“May the roof over your head be always strong. And may you be in heaven half an hour before the devil knows you’re dead.” (An Old Irish Blessing)

I joined the US Navy at age 23, which made me one of, in not ‘the’, oldest guy in my boot camp training group. Unlike the US Marine Corps, Navy Boot Camp, due mostly to the hot and morbidly humid Orlando Summers, was more psychological conditioning than physical. Think of it as an exercise in training the young male psyche to think and perform more like a team member than an individual. Even the name “Shipmates” (we were told to call one another) denotes being part of something bigger than self.

Navy boot camp was learning to follow routines and paying attention to detail; like how to fold underwear so it fits in a tiny metal locker drawer.
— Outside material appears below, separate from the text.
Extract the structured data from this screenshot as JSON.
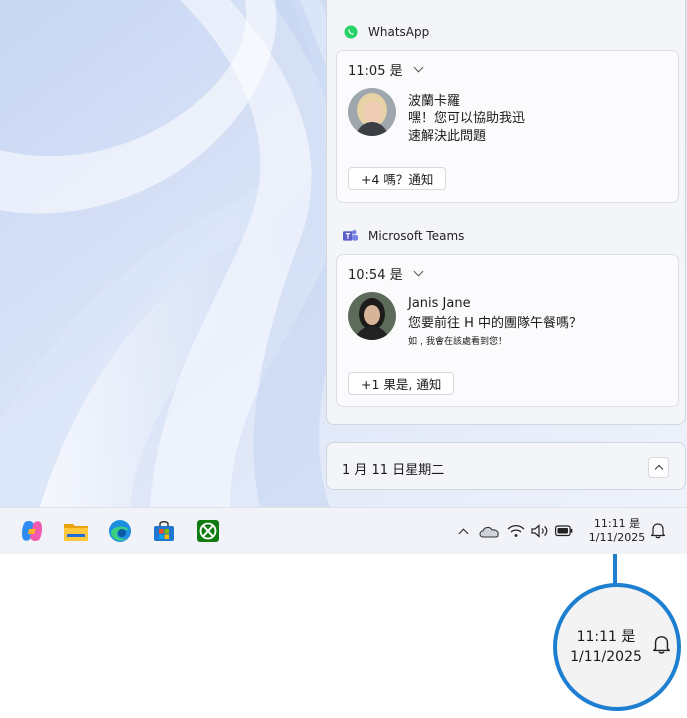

The Company Commanders held frequent inspections to ensure all shipmates were on the same page, and if not in line, rigorous indoor physical conditioning would be met to those out of sync.

You may be asking yourself: “How hard can it be to fold underwear for crying out loud?” You’d be surprised to learn most of the thirty or so shipmates could not do so correctly. To both my relief and a sorrow, for the other guys being grilled with pushups and squat-thrust exercises, there I sat in the TV room (like I said, Navy was not like the USMC) with another five compliant souls who had a perfectly folded underwear drawer.

To be perfectly honest, from my peripheral view of shipmates lined up to the left, right and across of me, I couldn’t see their infraction and was forced to ask myself:

“Why me? Why was I chosen to pass?” Being a naturally analytical person, I was trying to figure out what I did right, so I could do it again; or, God forbid, and just in case the Company Commanders made a mistake, they don’t discover their mistake next time. Was my success real or did I cunningly disguise my flaw? Was it a lie?

Fast forward many decades and I have the same experiential tinge with my digital scale. To be perfectly honest, it took three weeks on my Wonder Slim program before I actually bought a scale. When challenged about my starting weight, I tossed a guess to my coach based on what I was willing to admit. When my toes straddled the red digital display for the first time, and after some notable loss of weight in my face, I was disheartened to see the display read 299. Shit. I had no idea of how far past 300 I had gotten. Guess I was the last to know how far out of shape I had become.

My wife had been gently ‘suggesting’ that I should take better care of myself for over a year. She forgot guys, in general, fail at suggestions and need a more direct, if not harsh, communication of ideas and concepts. It would have been more effective if she had said, “hey, you fat fuck, fix that shit”. But, that is not her demeanor. She is kind and forbearing and waited patiently for ‘it’ to be my idea. There is a special place in heaven for such wives; and if husbands are good and kind to these souls, we get to go there too.

I have been waiting to write this story until after I was sure I had gotten below my lie, as it were, about the weight I declared on my driver’s license, 280. I knew it was a lie when I so stated it, but I didn’t want the person at the DMV, sitting across from me, to know.

This past Thursday I did the dance with my little white digital conscience and when it read 277, I couldn’t help but think, “This shit is real now!” I have been redeemed from a lie I told and have been set free. It feels pretty good, and I wish you the same.